In the case of writer-director Jean van de Velde’s The Silent Army, another unusually tough-minded film about the casualties of war, it was chosen by the Netherlands as its official entry to the Oscars, only to then be ruled out on an absurd technicality: The version of the film screened in Cannes and submitted to the academy differed substantially from the one commercially released in Dutch cinemas, where van de Velde’s film was called White Light and ran some 30 minutes longer. Per the academy’s arcane rules, only White Light would have been eligible for the Oscar, no matter that van de Velde himself supervised the re-editing, making The Silent Army, in effect, his director’s cut. Never mind: See it anyway. I myself approached the movie with a certain degree of skepticism, believing it in its early passages to be yet another entry in one of my least favorite genres: the pious white man’s Africa guilt-trip movie (see: Cry Freedom, Hotel Rwanda, The Last King of Scotland). Then, around the time that one of van de Velde’s characters asks, “Why is Africa always the playground of white people showing off their moral superiority?,” I began to perk up.

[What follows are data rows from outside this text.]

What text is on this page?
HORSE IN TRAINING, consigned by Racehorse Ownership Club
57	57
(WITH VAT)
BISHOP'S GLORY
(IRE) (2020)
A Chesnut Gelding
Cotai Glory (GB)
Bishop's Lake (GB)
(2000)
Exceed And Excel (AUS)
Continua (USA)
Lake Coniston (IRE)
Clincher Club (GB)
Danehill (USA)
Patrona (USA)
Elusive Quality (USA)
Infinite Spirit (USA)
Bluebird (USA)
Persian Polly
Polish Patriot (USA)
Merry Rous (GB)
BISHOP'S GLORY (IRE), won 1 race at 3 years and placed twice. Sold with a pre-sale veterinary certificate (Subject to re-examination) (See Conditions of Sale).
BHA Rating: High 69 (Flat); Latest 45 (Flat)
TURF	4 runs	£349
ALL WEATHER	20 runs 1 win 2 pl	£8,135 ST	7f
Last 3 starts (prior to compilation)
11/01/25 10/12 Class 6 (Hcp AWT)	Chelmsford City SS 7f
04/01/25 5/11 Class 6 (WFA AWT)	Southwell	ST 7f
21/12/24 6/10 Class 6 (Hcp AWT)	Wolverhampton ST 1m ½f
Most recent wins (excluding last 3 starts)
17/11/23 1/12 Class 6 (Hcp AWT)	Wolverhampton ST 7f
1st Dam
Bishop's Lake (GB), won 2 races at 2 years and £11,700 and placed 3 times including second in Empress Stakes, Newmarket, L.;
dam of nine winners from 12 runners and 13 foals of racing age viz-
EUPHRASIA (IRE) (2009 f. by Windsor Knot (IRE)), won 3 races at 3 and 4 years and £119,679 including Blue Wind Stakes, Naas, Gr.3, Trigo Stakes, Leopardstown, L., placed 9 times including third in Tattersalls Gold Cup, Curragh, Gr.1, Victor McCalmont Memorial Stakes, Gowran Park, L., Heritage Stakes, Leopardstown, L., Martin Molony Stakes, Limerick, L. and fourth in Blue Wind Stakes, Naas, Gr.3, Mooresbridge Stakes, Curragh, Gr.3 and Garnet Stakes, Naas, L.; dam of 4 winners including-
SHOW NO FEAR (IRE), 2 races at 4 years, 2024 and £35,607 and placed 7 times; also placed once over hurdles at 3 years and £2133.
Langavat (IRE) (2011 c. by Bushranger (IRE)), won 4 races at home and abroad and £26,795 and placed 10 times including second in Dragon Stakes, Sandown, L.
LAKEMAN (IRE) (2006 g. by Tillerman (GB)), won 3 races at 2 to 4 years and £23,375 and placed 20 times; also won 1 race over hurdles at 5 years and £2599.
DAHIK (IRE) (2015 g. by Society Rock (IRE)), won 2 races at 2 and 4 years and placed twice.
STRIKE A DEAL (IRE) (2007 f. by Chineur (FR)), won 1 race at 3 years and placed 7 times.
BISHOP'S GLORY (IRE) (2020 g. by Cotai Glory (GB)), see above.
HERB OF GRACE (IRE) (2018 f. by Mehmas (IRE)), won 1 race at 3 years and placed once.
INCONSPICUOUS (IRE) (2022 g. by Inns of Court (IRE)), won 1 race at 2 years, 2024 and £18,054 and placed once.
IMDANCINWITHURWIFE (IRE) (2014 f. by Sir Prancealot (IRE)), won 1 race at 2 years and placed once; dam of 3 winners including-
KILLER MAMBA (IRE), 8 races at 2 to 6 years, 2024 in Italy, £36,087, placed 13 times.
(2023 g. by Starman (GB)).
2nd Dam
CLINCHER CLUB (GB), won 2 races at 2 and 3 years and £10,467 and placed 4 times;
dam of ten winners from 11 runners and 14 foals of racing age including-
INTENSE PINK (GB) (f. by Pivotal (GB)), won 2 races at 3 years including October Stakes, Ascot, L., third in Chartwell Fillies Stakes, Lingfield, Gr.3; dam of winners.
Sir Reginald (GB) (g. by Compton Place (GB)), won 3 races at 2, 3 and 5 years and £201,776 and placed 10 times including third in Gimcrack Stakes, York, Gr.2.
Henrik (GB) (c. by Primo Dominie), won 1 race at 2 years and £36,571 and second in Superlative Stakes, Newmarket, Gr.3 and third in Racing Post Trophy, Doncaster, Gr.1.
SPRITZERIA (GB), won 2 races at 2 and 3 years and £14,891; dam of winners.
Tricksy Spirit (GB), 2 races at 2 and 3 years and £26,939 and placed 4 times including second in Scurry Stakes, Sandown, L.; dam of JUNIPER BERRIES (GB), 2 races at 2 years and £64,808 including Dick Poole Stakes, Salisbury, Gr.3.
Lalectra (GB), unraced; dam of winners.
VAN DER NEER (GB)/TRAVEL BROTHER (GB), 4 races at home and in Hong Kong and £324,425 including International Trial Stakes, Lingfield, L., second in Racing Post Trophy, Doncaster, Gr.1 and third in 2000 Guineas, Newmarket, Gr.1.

The man on the receiving end of those words, Eduard Zuiderwijk (singer Marco Borsato), is an African-born Dutchman running in an unnamed East African country a restaurant whose clientele runs the gamut from foreign aid workers to black market arms dealers. The country itself is subject to the familiar strife between an ineffectual postcolonial government and an insurgent guerrilla warlord, General Obeke, backed by an army of teen and preteen foot soldiers. When the best friend of Eduard’s son becomes one of Obeke’s unwitting conscripts, the politically disengaged restaurateur sets out to find him — and if the plotting of The Silent Army strains credibility at times, van de Velde’s sure-footed direction and savvy about the complexities of African society more than make up for it. A child of Africa himself, raised in Congo and Burundi, van de Velde has an innate feel for the region’s social and moral injustices, which goes far beyond Hollywood platitudinizing. He also has an ace up his sleeve in the form of actor Abby Mukiibi Nkaaga, whose Obeke is the sort of grandiloquent sociopath Charles Laughton or Orson Welles might have played. An evildoer? Perhaps. But like everyone in The Silent Army, he has his reasons.

The Silent Army screens at Grauman’s Chinese on Sat., Oct. 31 at 4 p.m. The City of Life and Death screens at the Mann Chinese 6 on Sun., Nov. 1 at 1 p.m.